Ele acordou às seis da manhã. Recolheu a farda do varal, que ficava num canto escondido da casa. No uniforme, um nome: Tiago. Soldado da PM. Seu filho nunca entendeu direito o porquê de o pai precisar esconder a própria farda. “É perigoso onde a gente mora”. Uma afirmação dessas era o bastante para confundir o garotinho, que olhava para o pai fardado como quem vê um desses heróis dos gibis.

Mas Tiago não alimentava os sonhos infantis do filho pequeno. Porque nem mesmo ele sabia por que era policial. Desemprego? Falta de opção? “Dinheiro com certeza não é. Policial no Brasil ganha salário de fome”, ele sempre dizia para si mesmo. Inerte, quedava-se naquela rotina – ponto culminante de um calendário vital violento, no qual Tiago, diferentemente do seu filho, não via nenhum heroísmo.
Saía às ruas todos os dias à cata de bandidos. No início, até flutuava em devaneios soberbos, empolgado ao portar uma arma, altivo com a ideia de se tornar uma autoridade, um homem da lei. Depois veio a frustração. A viatura velha vivia quebrada, o revólver sem balas, e o soldo que mal dava para sobreviver. Umas más companhias lhe diziam que o jeito era “tirar por fora”. E não foram poucos os colegas de farda que Tiago viu se aliarem ao crime. “Dinheiro é foda, compra todo mundo”. Ele, no entanto, procurava manter-se afastado da linha frágil que separa o policial corrupto do bandido; nessas horas, pensava sempre no seu filho. E resistia.
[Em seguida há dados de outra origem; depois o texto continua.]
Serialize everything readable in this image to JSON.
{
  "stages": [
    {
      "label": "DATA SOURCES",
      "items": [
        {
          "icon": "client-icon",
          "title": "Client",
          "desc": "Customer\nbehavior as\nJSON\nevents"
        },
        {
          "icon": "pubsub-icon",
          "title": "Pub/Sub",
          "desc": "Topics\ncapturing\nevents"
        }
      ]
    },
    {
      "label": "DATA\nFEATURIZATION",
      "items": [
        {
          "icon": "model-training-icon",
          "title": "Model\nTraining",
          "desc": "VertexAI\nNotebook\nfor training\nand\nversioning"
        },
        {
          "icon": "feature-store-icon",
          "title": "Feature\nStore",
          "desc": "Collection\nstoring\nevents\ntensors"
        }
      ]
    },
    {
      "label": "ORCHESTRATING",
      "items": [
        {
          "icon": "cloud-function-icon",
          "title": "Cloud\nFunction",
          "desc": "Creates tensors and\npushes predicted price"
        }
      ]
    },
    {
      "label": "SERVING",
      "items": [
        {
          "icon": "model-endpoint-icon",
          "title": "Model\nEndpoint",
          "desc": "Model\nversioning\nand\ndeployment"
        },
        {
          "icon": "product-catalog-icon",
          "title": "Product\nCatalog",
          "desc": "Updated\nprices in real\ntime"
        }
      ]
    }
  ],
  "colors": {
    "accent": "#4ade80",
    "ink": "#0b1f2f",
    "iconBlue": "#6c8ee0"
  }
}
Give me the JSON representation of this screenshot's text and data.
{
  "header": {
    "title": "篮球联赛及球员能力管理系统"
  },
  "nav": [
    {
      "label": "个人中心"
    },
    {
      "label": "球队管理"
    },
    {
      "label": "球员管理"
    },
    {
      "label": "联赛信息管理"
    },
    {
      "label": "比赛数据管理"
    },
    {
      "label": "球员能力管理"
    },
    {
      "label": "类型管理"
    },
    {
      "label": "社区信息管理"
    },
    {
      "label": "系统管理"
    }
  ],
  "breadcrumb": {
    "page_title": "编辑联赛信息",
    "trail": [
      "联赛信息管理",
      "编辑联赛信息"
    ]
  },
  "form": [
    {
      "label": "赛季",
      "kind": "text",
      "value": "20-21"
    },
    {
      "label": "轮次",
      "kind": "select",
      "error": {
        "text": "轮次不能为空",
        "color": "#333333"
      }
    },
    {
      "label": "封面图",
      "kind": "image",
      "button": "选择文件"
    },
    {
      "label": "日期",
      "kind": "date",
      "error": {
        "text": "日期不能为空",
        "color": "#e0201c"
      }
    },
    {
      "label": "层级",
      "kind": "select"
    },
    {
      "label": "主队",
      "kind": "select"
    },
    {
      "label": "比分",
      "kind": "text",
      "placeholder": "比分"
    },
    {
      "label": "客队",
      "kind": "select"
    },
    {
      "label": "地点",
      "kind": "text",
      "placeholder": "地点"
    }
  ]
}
Só não conseguia resistir à violência da sua rotina. Prisões, agressões, empurrões. Aprendeu no quartel que é “na porrada” que se lida com bandido, que bandido só conhece a linguagem do cacete. Ou do cassetete. Lembrou-se do seu primeiro dia na rua, em como ajudou um colega a prender uma mula do tráfico. Era um moleque franzino, nos seus dezesseis anos de idade. Estava algemado, poderiam ter parado por ali. Mas o colega veterano discordou: “Agora é que vem a parte boa do negócio; ele vai aprender uma lição”. Tiago perdeu a conta de quantos socos e pontapés o moleque levou até ficar desacordado. Mas os gemidos de dor que escutou naquele dia ainda ecoam na sua mente todas as vezes que coloca a cabeça no travesseiro, como um convite terrificante e permanente, um aval para bater, uma licença para espancar.      
  
A violência rapidamente o seduziu. Tiago percebeu naquela adrenalina de socos e pontapés uma espécie de compensação física para sua vida frustrada e sem sentido. Nunca teve senso de dever policial – provavelmente nem saberia, se perguntado, definir o que é dever. A violência, por outro lado, não precisa de definições. Apenas é sentida toda vez que aquele que apanha sofre com as dores no corpo, nos olhos esgazeados da vítima, no semblante de terror diante do algoz imponente. Aquilo trazia a Tiago um alívio imediato. Era um elixir para a sua frustração cotidiana. A violência era o seu heroísmo.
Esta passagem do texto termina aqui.